Stella F.. 26/09/2022
A descoberta do mundo
Infância – Graciliano Ramos – Editora Record – 2008
Este livro foi escrito em forma de pequenos textos independentes, e posteriormente foi transformado em livro, publicado em 1945. Por isso, não há uma sequência cronológica nas páginas e capítulos, parecendo fragmentado. Mas, aos poucos, vamos nos acostumando a escrita maravilhosa, mas muito melancólica de um Graciliano Ramos já adulto, voltando ao passado e tentando lembrar o que sentiu ao longo daquela infância em Alagoas e Pernambuco, dos dois aos onze anos.
Vemos desde o início que as lembranças são fragmentadas, mas algumas são recorrentes, assim como alguns termos se repetem ao longo da narrativa, usados de maneira frequente pelo memorialista como por exemplo: névoa, vapor e nuvem; treva e sombra; teia de aranha (Oliveira, 2022, pg. 158)
Podemos selecionar alguns temas como:
• o deslocamento da família por causa da seca
• a educação falha; a falta de amor da mãe, mas a lembrança de que ela tentava de alguma maneira ler
• o pai trabalhador, porém, grosseiro
• sua doença nos olhos recebendo dois apelidos que muito o chateavam: bezerro-encourado e cabra-cega: “Na escuridão percebi o valor enorme das palavras” (posição 1358)
• o medo que o paralisava, mas que de alguma maneira o movimentava: “Medo. Foi o medo que me orientou nos primeiros anos, pavor. Depois as mãos finas se afastaram das grossas, lentamente se delinearam dois seres que me impuseram obediência e respeito.” (posição 66)
• a escola como castigo por não gostar dos métodos e ter dificuldade de aprendizagem (escrita pedante, soletração, professores ruins)

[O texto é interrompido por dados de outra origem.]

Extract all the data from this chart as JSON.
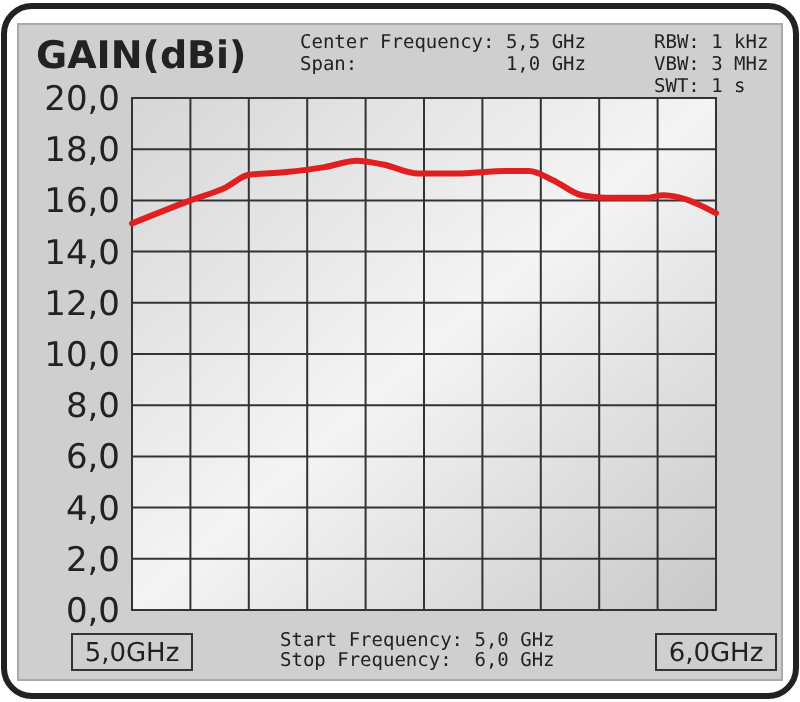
{
  "chart_data": {
    "type": "line",
    "ylabel": "GAIN(dBi)",
    "x": [
      5.0,
      5.1,
      5.16,
      5.2,
      5.26,
      5.33,
      5.385,
      5.43,
      5.49,
      5.555,
      5.64,
      5.68,
      5.72,
      5.77,
      5.81,
      5.88,
      5.91,
      5.94,
      6.0
    ],
    "series": [
      {
        "color": "#e02020",
        "values": [
          15.1,
          16.0,
          16.5,
          17.0,
          17.1,
          17.3,
          17.55,
          17.4,
          17.05,
          17.05,
          17.15,
          17.15,
          16.8,
          16.2,
          16.1,
          16.1,
          16.2,
          16.1,
          15.5
        ]
      }
    ],
    "xlim": [
      5,
      6
    ],
    "xticks": [
      {
        "value": 5.0,
        "label": "5,0GHz"
      },
      {
        "value": 5.1,
        "label": null
      },
      {
        "value": 5.2,
        "label": null
      },
      {
        "value": 5.3,
        "label": null
      },
      {
        "value": 5.4,
        "label": null
      },
      {
        "value": 5.5,
        "label": null
      },
      {
        "value": 5.6,
        "label": null
      },
      {
        "value": 5.7,
        "label": null
      },
      {
        "value": 5.8,
        "label": null
      },
      {
        "value": 5.9,
        "label": null
      },
      {
        "value": 6.0,
        "label": "6,0GHz"
      }
    ],
    "ylim": [
      0,
      20
    ],
    "yticks": [
      {
        "value": 0,
        "label": "0,0"
      },
      {
        "value": 2,
        "label": "2,0"
      },
      {
        "value": 4,
        "label": "4,0"
      },
      {
        "value": 6,
        "label": "6,0"
      },
      {
        "value": 8,
        "label": "8,0"
      },
      {
        "value": 10,
        "label": "10,0"
      },
      {
        "value": 12,
        "label": "12,0"
      },
      {
        "value": 14,
        "label": "14,0"
      },
      {
        "value": 16,
        "label": "16,0"
      },
      {
        "value": 18,
        "label": "18,0"
      },
      {
        "value": 20,
        "label": "20,0"
      }
    ],
    "grid": true,
    "line_style": "solid",
    "annotations": [
      "Center Frequency: 5,5 GHz",
      "Span:             1,0 GHz",
      "RBW: 1 kHz",
      "VBW: 3 MHz",
      "SWT: 1 s",
      "Start Frequency: 5,0 GHz",
      "Stop Frequency:  6,0 GHz"
    ]
  }
}
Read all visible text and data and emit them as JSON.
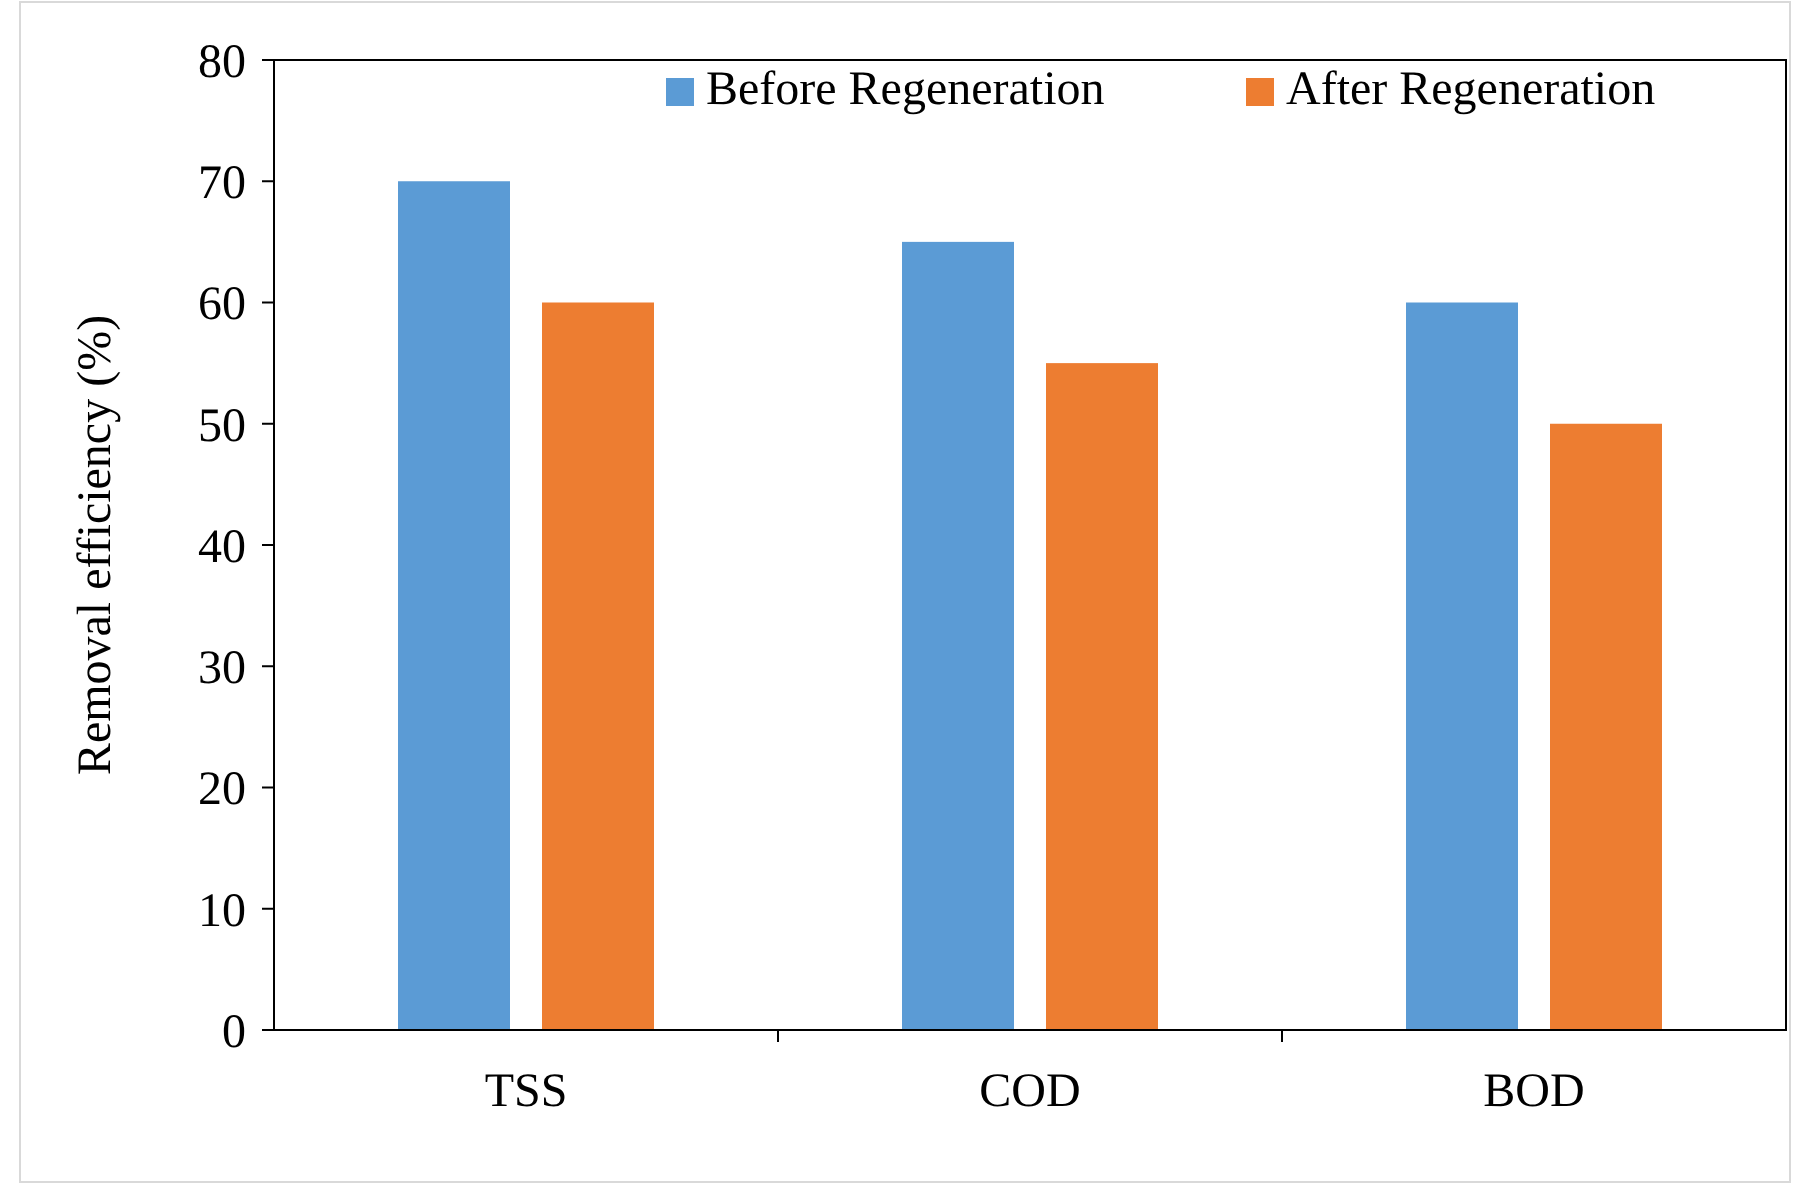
{
  "chart_data": {
    "type": "bar",
    "ylabel": "Removal efficiency (%)",
    "categories": [
      "TSS",
      "COD",
      "BOD"
    ],
    "series": [
      {
        "name": "Before Regeneration",
        "color": "#5b9bd5",
        "values": [
          70,
          65,
          60
        ]
      },
      {
        "name": "After Regeneration",
        "color": "#ed7d31",
        "values": [
          60,
          55,
          50
        ]
      }
    ],
    "ylim": [
      0,
      80
    ],
    "yticks": [
      0,
      10,
      20,
      30,
      40,
      50,
      60,
      70,
      80
    ],
    "grid": false,
    "legend": "top right"
  }
}
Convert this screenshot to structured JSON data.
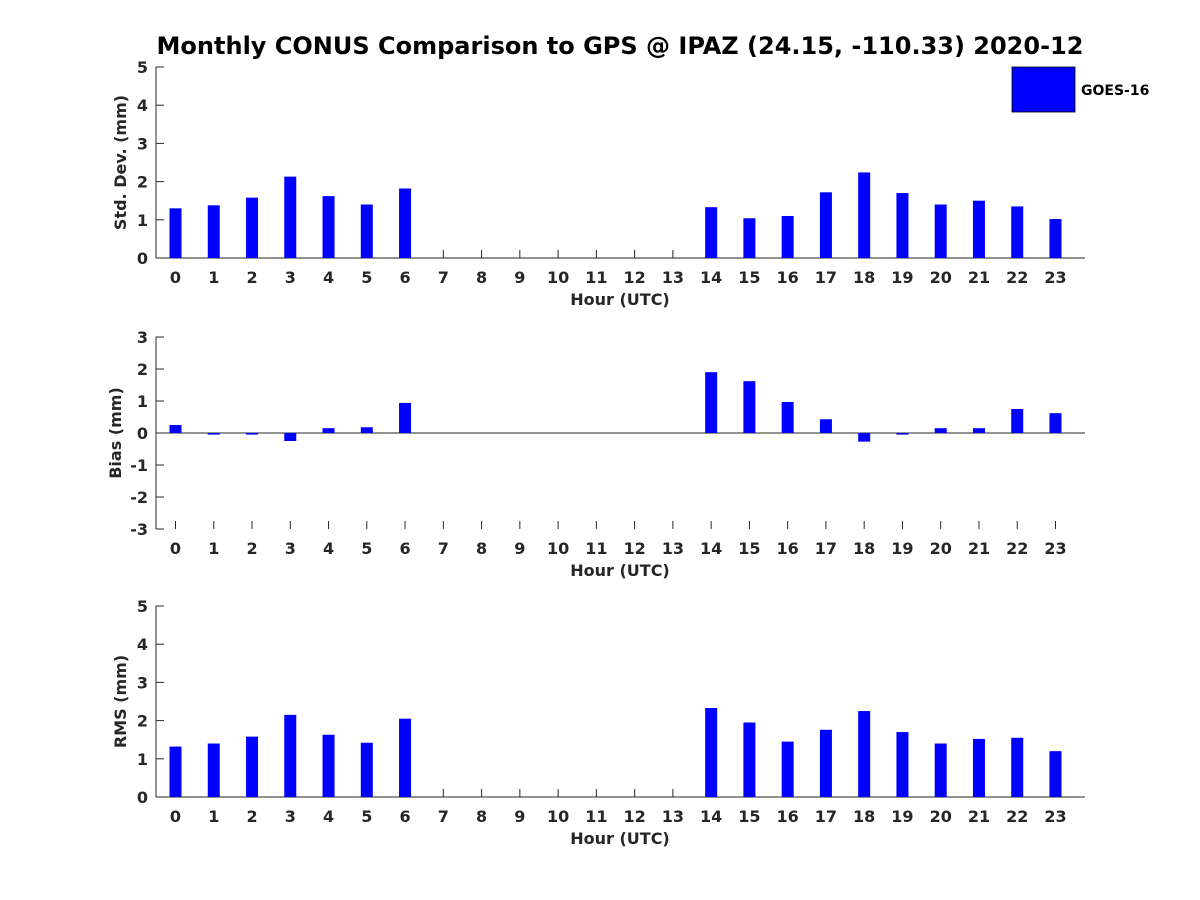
{
  "chart_data": {
    "title": "Monthly CONUS Comparison to GPS @ IPAZ (24.15, -110.33) 2020-12",
    "legend": {
      "label": "GOES-16",
      "color": "#0000ff",
      "placement": "top-right"
    },
    "series_color": "#0000ff",
    "hours": [
      0,
      1,
      2,
      3,
      4,
      5,
      6,
      7,
      8,
      9,
      10,
      11,
      12,
      13,
      14,
      15,
      16,
      17,
      18,
      19,
      20,
      21,
      22,
      23
    ],
    "panels": [
      {
        "id": "std-dev",
        "type": "bar",
        "ylabel": "Std. Dev. (mm)",
        "xlabel": "Hour (UTC)",
        "ylim": [
          0,
          5
        ],
        "yticks": [
          0,
          1,
          2,
          3,
          4,
          5
        ],
        "values": [
          1.3,
          1.38,
          1.58,
          2.13,
          1.62,
          1.4,
          1.82,
          null,
          null,
          null,
          null,
          null,
          null,
          null,
          1.33,
          1.04,
          1.1,
          1.72,
          2.24,
          1.7,
          1.4,
          1.5,
          1.35,
          1.02
        ]
      },
      {
        "id": "bias",
        "type": "bar",
        "ylabel": "Bias (mm)",
        "xlabel": "Hour (UTC)",
        "ylim": [
          -3,
          3
        ],
        "yticks": [
          -3,
          -2,
          -1,
          0,
          1,
          2,
          3
        ],
        "values": [
          0.25,
          -0.05,
          -0.05,
          -0.25,
          0.15,
          0.18,
          0.94,
          null,
          null,
          null,
          null,
          null,
          null,
          null,
          1.9,
          1.62,
          0.97,
          0.43,
          -0.27,
          -0.05,
          0.15,
          0.15,
          0.75,
          0.62
        ]
      },
      {
        "id": "rms",
        "type": "bar",
        "ylabel": "RMS (mm)",
        "xlabel": "Hour (UTC)",
        "ylim": [
          0,
          5
        ],
        "yticks": [
          0,
          1,
          2,
          3,
          4,
          5
        ],
        "values": [
          1.32,
          1.4,
          1.58,
          2.15,
          1.63,
          1.42,
          2.05,
          null,
          null,
          null,
          null,
          null,
          null,
          null,
          2.33,
          1.95,
          1.45,
          1.76,
          2.25,
          1.7,
          1.4,
          1.52,
          1.55,
          1.2
        ]
      }
    ]
  }
}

• a salvação por uma professora muito carinhosa
• a descoberta dos livros de uma maneira inimaginável.
Mas o escritor também tinha lembranças boas, carregadas de afetos por alguns amigos e pelo avô que tecia urupemas, como ele tecia palavras. “O autor, insensível à crítica, perseverou nas urupemas rijas e sóbrias, não porque as estimasse, mas porque eram o meio de expressão que lhe parecia razoável.” (posição 156).
Além do sofrimento familiar e com as letras, e algumas aventuras interessantes, o escritor teve contato com a religião, com pessoas que diziam ao contrário do que pensavam: “Mas os gabos se prolongaram, trouxeram-me desconfiança. Percebi afinal que elas zombavam, e não me susceptibilizei” (posição 1887); entendeu um pouco sobre sua família e uma irmã natural; foi preconceituoso algumas vezes, e solidário com o sofrimento de outros muitas vezes também, não entendendo alguns castigos infligidos a pessoas que não pareciam merecê-los.
Segundo Octavio de Faria, no posfácio “Em Graciliano Ramos o menino Graciliano é tudo. Seus heróis são o menino, sua timidez é a do menino, seu pessimismo é a do menino, sua revolta é a do menino.” (posição2534)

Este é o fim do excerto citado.